Search code examples
pythondownloadgoogle-docsgoogle-docs-api

Using Python, how can I read plain text from a Google Doc?


I am attempting to read the raw text/content of a Google Doc (just a plain document, not a spreadsheet or presentation) from within a Python script, but so far have had little success.

Here's what I've tried:

import gdata.docs.service
client = gdata.docs.service.DocsService()
client.ClientLogin('email', 'password')
q = gdata.docs.service.DocumentQuery()
q.AddNamedFolder('email', 'Folder Name')
feed = client.Query(q.ToUri())
doc = feed.entry[0] # extract one of the documents

However, this variable doc, which is of type gdata.docs.DocumentListEntry, doesn't seem to contain any content, just meta information about the document.

Am I doing something wrong here?
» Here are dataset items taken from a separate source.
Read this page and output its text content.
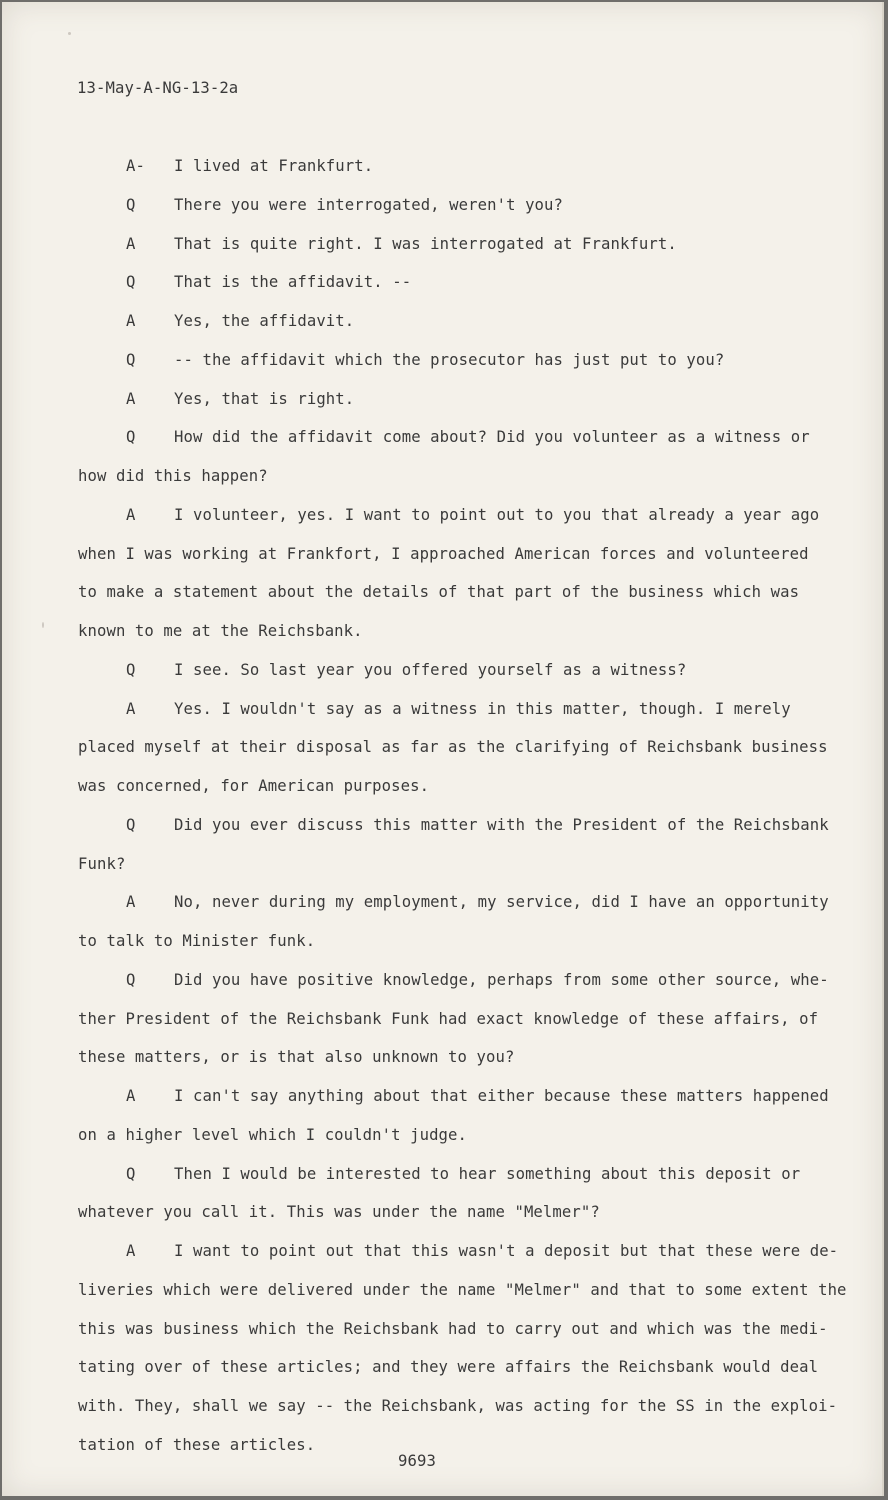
13-May-A-NG-13-2a
A-	I lived at Frankfurt.
Q	There you were interrogated, weren't you?
A	That is quite right. I was interrogated at Frankfurt.
Q	That is the affidavit. --
A	Yes, the affidavit.
Q	-- the affidavit which the prosecutor has just put to you?
A	Yes, that is right.
Q	How did the affidavit come about? Did you volunteer as a witness or
how did this happen?
A	I volunteer, yes. I want to point out to you that already a year ago
when I was working at Frankfort, I approached American forces and volunteered
to make a statement about the details of that part of the business which was
known to me at the Reichsbank.
Q	I see. So last year you offered yourself as a witness?
A	Yes. I wouldn't say as a witness in this matter, though. I merely
placed myself at their disposal as far as the clarifying of Reichsbank business
was concerned, for American purposes.
Q	Did you ever discuss this matter with the President of the Reichsbank
Funk?
A	No, never during my employment, my service, did I have an opportunity
to talk to Minister funk.
Q	Did you have positive knowledge, perhaps from some other source, whe-
ther President of the Reichsbank Funk had exact knowledge of these affairs, of
these matters, or is that also unknown to you?
A	I can't say anything about that either because these matters happened
on a higher level which I couldn't judge.
Q	Then I would be interested to hear something about this deposit or
whatever you call it. This was under the name "Melmer"?
A	I want to point out that this wasn't a deposit but that these were de-
liveries which were delivered under the name "Melmer" and that to some extent the
this was business which the Reichsbank had to carry out and which was the medi-
tating over of these articles; and they were affairs the Reichsbank would deal
with. They, shall we say -- the Reichsbank, was acting for the SS in the exploi-
tation of these articles.
9693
Can somebody point me in the right direction? Thank you!


Solution

  • A DocumentQuery doesn't return you all the documents with their contents—that would take forever. It just returns a list of documents, with metadata about each. (Actually, IIRC you can get a preview page this way, so if your document is only one page that might be enough…)

    You then need to download the content in a separate request. The content element has a type (the MIME type) and a src (the URL to the actual data). You can just download that src, and parse it. However, you can override the default type by adding an exportFormat parameter, so you don't need to do any parsing.

    See the section Downloading documents and files in the docs, which has an example showing how to download a document and specify a format. (It's in .NET rather than Python, and it uses HTML rather than plain text, but you should be able to figure it out.)